Le Monde daté d'aujourd'hui adopte un point de vue bien particulier au moment de décrire comment, voici plus de trois ans, un soldat britannique fut tué lors des opérations en Irak, victime d'une attaque lancée par erreur par les pilotes d'avions d'assaut américains A-10. Couvert par le secret militaire, l'incident vient d'être révélé par le tabloïde britannique Sun, diffusant sur son site web les images du tir, et la bande son des conversations entre les pilotes et le centre de contrôle, enregistrés alors. Arrivant après la bataille, ne disposant que de quelques mots et d'une image de qualité si médiocre qu'il faut beaucoup d'imagination pour y voir ce qu'on nous dit qu'elle montre, le journaliste du Monde trouve un angle d'attaque bien inhabituel, puisque cette diffusion, qui embarasse aussi bien le gouvernement Blair que son ami américain, pourtant soutenus par le Sun et son tout-puissant propriétaire, Rupert Murdoch, témoigne pour lui d'un renversement des alliances, le Sun s'apprêtant à abandonner un clan travailliste désormais incarné par le trop progressiste Gordon Brown au profit des conservateurs.
Ce document mérite pourtant un meilleur sort que de servir d'instrument dans une spéculation journalistique, puisqu'il apporte à la fois une intéressante, bien qu'anecdotique, information ethnographique - POPOV, l'indicatif des pilotes, qui rappelle ceux contre qui l'A-10 était conçu et qu'il ne combattra jamais - et une description rare, parce que la situation elle-même l'est, des conditions qui conduisent à un incident de ce genre. Les blindés sur lesquels tire le pilote de l'A-10 sont donc britanniques ; il commet cette erreur parce qu'il sait, et que son centre de contrôle lui confirme, que ceux-ci n'opérent dans dans la zone où il se trouve, et qu'il ne peut donc avoir affaire qu'à des ennemis. Sauf que, et la pratique est habituelle depuis la Seconde guerre mondiale, en particulier dans ces opérations combinées où toutes sortes d'équipements souvent peu familiers aux uns et aux autres sont utilisés, les britanniques portent des marques qui permettent de les identifier visuellement comme alliés, en l'occurrence les toits des véhicules repeints en orange. Et le pilote, les conversations en témoignent, remarque bien cette signalisation, ce pourquoi il exprime un doute, lequel ne l'empêche pas d'ouvrir le feu. Le fait que les conséquences de son tir, mortelles donc pour un soldat britannique, lui soient très vite communiquées montre bien, par ailleurs, l'efficacité des liaisons radio. En d'autres termes, le pilote affronte un conflit entre ce qu'il croit voir, des blindés alliés, et ce qu'on lui dit qu'il ne peut pas voir, puisque ces même blindés alliés ne peuvent pas se trouver, à cet endroit et à ce moment, à portée de tir. Et il tranche ce dilemme en faveur de sa hiérachie et, en partie contre son gré, ouvre le feu.

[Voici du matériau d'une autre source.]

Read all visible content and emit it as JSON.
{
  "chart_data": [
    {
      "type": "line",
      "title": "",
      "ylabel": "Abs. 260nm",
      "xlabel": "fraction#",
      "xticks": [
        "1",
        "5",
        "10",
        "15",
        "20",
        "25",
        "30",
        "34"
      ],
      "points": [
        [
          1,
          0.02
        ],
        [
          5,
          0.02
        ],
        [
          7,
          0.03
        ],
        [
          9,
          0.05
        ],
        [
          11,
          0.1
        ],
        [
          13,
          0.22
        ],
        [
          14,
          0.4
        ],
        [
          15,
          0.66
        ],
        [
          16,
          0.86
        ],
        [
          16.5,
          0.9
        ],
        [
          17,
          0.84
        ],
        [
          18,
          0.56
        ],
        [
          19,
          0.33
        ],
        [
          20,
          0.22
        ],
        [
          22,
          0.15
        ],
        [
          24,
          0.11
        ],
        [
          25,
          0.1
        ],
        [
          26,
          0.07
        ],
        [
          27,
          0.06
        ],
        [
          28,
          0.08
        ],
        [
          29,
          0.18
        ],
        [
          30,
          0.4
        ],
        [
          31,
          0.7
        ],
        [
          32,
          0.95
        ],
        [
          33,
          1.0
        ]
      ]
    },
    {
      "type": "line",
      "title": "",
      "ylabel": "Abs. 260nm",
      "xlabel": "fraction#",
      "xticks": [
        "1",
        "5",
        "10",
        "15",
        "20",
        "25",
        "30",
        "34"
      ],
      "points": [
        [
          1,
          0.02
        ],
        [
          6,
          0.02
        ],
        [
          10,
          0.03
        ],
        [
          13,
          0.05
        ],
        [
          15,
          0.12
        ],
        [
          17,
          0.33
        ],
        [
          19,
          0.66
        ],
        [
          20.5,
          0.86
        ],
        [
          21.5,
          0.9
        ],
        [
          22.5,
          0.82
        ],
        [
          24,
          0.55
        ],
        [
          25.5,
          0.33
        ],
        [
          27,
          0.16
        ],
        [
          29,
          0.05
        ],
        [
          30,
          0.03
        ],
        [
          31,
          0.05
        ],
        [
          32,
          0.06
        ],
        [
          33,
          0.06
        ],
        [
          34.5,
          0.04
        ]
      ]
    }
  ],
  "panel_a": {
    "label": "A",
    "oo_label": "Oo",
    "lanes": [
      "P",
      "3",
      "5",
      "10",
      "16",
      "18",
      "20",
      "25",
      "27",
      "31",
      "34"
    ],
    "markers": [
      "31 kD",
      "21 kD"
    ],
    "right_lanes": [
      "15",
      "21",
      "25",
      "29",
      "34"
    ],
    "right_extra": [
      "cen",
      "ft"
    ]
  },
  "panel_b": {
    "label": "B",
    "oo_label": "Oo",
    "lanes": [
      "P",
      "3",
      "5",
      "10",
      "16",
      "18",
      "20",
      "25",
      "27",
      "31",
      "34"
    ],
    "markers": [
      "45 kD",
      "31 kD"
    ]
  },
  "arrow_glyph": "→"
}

En mai 1940, l'offensive allemande a commencé par la Belgique, conformément aux plans de l'état-major français. La ligne Maginot, puis les Ardennes formant des barrières infranchissables pour des troupes mécanisées, l'attaque ennemie ne pouvait se produire qu'ailleurs, et les troupes françaises et britanniques furent donc envoyées en Belgique. Comme on le sait, entre temps, les divisions blindées allemandes traversèrent les Ardennes, par un chemin forestier qu'elles mirent trois jours à franchir, et leur progression fut suivie par des avions de reconnaissance dont les rapports et les photos restèrent sans effet : le pouvoir de ces témoignages d'une réalité inconcevable ne pouvait être que dérisoire face à la certitude d'une campagne si souvent jouée d'avance et respectant le plan prévu. Et tout s'est terminé à Dunkerque. On retrouve en Irak une situation semblable, où la réalité s'efface, vaincue par la fiction parce que celle-ci, plus normale, paraît plus crédible, et où l'on ne croit plus ce que l'on voit, mais ce que tout vous suggère que vous avez vu.
Mais l'incident irakien permet en outre de comprendre le fonctionnement d'une procédure justement destinée à combattre une telle illusion. Dans un premier temps, les zones d'opérations sont définies, et l'information diffusée, de manière à éviter les confusions ; ensuite, un système d'identification comme celui que portaient les blindés britanniques joue le rôle de parachute de secours. Là, ce recours, possible seulement lorsque l'on voit ce sur quoi l'on tire, échoue ; mais son échec ne doit pas faire oublier toutes les situations dans lesquelles il a permis d'éviter une erreur, et dont l'on ne saura pas définition jamais rien puisqu'elles sont restées sans conséquence.